Why shouldn’t everybody with a felony conviction be allowed to vote?
The editors of the New York Times are critical of Maryland Governor Larry Hogan’s recent veto of a law that would have allowed anyone with a felony conviction to vote if they are living in the free community. See “A Bad Voting Ban,” June 1, 2015. Maryland’s law now disenfranchises anyone convicted of a “felony and . . . actually serving a court-ordered sentence of imprisonment, including any term of parole or probation, for the conviction.” The Times editorial points out that Maryland changed its law to restore voting rights automatically upon completion of sentence in 2007, and that disenfranchisement based upon conviction is generally a punitive relic of slavery.
So if felony disenfranchisement laws are punitive relics, why should they be applied to anyone, even people who are still in prison? The logic of the Times editors’ position would seem to support voting by prisoners, as happens in Vermont and Maine and in many parts of Europe. An argument against voting by prisoners based on disenfranchisement as an integral part of court-imposed punishment would apply equally to probationers and parolees. The notion that prisoners no longer have a connection to their communities is a self-fulfilling prophecy that runs against current policies of encouraging prisoner reentry. If there are practical reasons to bar prisoners from jury service and political office, they do not apply to voting when absentee ballots have become commonplace.
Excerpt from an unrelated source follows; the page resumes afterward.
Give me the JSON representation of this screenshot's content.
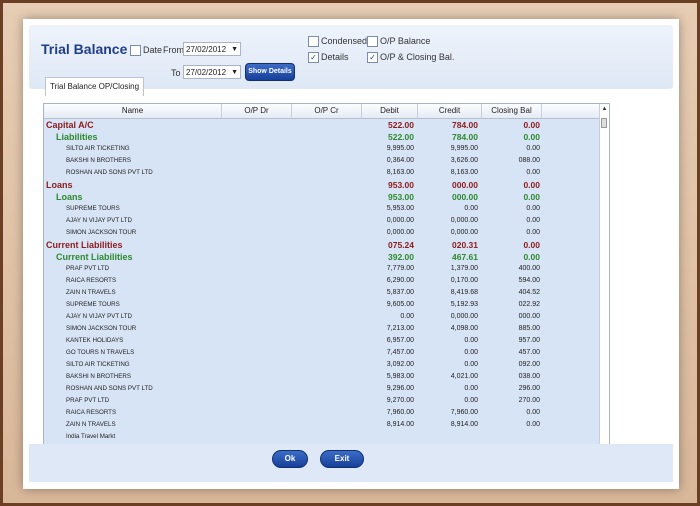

But we digress. Getting back to the Times editors’ criticism of Governor Hogan, in fairness they could have pointed out that only 13 states (not including New York) and the District of Columbia now restore the right to vote to people as soon as they leave prison, though four more states (including New York) do not disenfranchise those who never go to prison to begin with. Only two states (Vermont and Maine) allow prisoners to vote. That means that the felony disenfranchisement laws in 31 states are no better than Maryland’s. Some are a lot worse. See this chart.
And, so far none of the presidential candidates, including Hillary Clinton, have taken a position any more favorable to extending the franchise than Governor Hogan.
Still, the Times is right to pick on Governor Hogan, because he was offered an opportunity to do the right thing by a legislature that has only recently begun to recognize the importance of restoration of rights and status after conviction. Signing the law would have made Maryland the first state below the Mason-Dixon line to allow all convicted persons living in the community to vote. And, the trend is clearly in that direction. See the Democracy Restoration Act, linked here.
Supporters of the Maryland bill promise to bring it back to the Governor’s desk next year. Hopefully by that time Governor Hogan will have had a change of heart. And, if restoration of rights should become an issue in the presidential campaign, hopefully the candidates will also see that this is an idea whose time has come, and will stand up to those who still argue that disenfranchisement is legitimate punishment.
Maybe one or two will even ask why we still bar prisoners from voting.